Greene first became involved with politics in 2016 as part of a parent group that formed in response to the Richmond school closures and then became active in the community. At the time, she was a stay-at-home mom with an infant.

“If you want to talk about juggling priorities and multitasking, that was it,” she says with a laugh.

Greene’s community advocacy for education led her to seek election as an MLA in the 2017 provincial election, where she came second to incumbent BC Liberal MLA John Yap in the Richmond-Steveston riding. She was subsequently elected as a city councillor, a role she has held since 2018. Since then, she’s learned many lessons, the most important of which is to ask questions, she says.

She and her husband are parents to three young children, raising them in the same neighbourhood they remember exploring as kids. 

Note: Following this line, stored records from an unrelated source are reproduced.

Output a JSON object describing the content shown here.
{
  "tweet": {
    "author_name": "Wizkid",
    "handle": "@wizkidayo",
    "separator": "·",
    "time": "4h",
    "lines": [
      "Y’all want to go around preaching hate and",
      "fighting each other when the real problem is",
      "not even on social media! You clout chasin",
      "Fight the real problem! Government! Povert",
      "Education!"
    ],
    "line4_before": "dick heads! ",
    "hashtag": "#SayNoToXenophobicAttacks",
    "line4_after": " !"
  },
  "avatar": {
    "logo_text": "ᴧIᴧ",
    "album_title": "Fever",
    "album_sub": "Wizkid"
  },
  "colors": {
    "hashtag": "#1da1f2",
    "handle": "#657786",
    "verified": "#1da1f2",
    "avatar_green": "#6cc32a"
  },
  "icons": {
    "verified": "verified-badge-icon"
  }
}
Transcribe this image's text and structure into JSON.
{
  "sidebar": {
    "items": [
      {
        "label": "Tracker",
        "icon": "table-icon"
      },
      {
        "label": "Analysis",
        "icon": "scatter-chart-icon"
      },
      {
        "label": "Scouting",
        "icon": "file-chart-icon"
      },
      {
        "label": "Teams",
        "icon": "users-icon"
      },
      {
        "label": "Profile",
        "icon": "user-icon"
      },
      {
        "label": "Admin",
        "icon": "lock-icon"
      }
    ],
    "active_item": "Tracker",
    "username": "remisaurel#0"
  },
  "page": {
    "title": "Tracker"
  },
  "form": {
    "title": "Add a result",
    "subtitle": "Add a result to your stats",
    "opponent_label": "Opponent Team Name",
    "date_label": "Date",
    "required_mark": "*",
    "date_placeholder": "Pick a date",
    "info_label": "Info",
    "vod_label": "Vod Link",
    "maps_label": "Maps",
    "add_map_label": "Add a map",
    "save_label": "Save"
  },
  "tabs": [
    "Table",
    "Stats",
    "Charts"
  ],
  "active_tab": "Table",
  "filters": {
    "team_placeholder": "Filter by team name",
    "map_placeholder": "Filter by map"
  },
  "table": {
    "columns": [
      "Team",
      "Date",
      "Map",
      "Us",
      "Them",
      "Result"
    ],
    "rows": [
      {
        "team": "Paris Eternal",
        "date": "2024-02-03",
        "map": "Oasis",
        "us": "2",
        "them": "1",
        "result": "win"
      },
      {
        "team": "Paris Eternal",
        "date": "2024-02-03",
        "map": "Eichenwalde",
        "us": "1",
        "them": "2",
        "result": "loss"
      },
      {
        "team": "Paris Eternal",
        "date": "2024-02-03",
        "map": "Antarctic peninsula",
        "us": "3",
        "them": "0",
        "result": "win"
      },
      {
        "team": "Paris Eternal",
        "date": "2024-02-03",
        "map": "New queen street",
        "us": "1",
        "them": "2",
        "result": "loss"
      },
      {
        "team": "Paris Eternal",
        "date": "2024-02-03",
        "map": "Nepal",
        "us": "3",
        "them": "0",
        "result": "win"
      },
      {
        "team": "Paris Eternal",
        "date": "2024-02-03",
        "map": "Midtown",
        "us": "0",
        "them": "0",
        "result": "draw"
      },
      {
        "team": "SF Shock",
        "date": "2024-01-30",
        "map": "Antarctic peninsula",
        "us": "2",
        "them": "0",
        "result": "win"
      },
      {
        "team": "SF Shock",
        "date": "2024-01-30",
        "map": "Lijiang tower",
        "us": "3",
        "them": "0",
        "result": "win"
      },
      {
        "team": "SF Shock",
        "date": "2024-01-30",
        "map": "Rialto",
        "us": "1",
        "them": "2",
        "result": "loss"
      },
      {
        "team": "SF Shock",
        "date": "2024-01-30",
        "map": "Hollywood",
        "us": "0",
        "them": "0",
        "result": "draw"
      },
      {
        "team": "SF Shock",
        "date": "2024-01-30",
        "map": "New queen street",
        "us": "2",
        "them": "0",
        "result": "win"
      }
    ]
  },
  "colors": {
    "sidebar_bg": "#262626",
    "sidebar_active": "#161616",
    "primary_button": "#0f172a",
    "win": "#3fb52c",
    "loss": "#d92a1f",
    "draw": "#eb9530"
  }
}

“My husband’s grandma used to live in Steveston. They would ride their bikes in, and get fish and chips, and fly their kite at Garry Point,” Greene says. “And that’s the same thing we can do with our kids today, decades later: riding our bikes into Steveston, and going to the library, and getting some donuts, and going for a walk on the boardwalk. Those are still things that the kids love and they’re going to remember that when they’re older.”

She describes Steveston as having a strong sense of community, and lists Garry Point and Dave’s Fish and Chips as favourite spots. She’s also passionate about protecting the environment, and loves camping with her family. The responsibility of leaving a place better than you found it is something Greene learned from her parents, who she says “have always done a really good job of explaining that we’re responsible for more than just ourselves.”

Another thing she picked up from her parents was a strong sense of family and support. As a parent, she is keen to pass along some skills and interests to her kids, including her love of reading. She also enjoys cooking and baking, both “foundational” family recipes and experimenting with new ones. And she’s an avid gardener.

“I like to grow things that I can eat, and I think it’s a great learning experience for the kids,” she says. “They really learn where food comes from—it doesn’t come from a cellophane package.”

In her spare time, she enjoys hanging out with her husband and watching comedy on TV, “because life is hard, and it’s nice to have a laugh.”

Recently they’ve also been building things out of Lego, which is a favourite pastime of her kids.

“They particularly love it when Mommy and Daddy build them something cool, and then they wake up in the morning and there’s something cool on the coffee table that they can play with,” she says.

In terms of a potential political future, she says she focuses on the here and now—trying to make Richmond and BC the best it can be at this time. But the motivation behind Greene’s dedication to her community is clear: she wants to see positive change.

“A lot of moms think, ‘somebody needs to do this.’ At a certain point, that somebody is you.”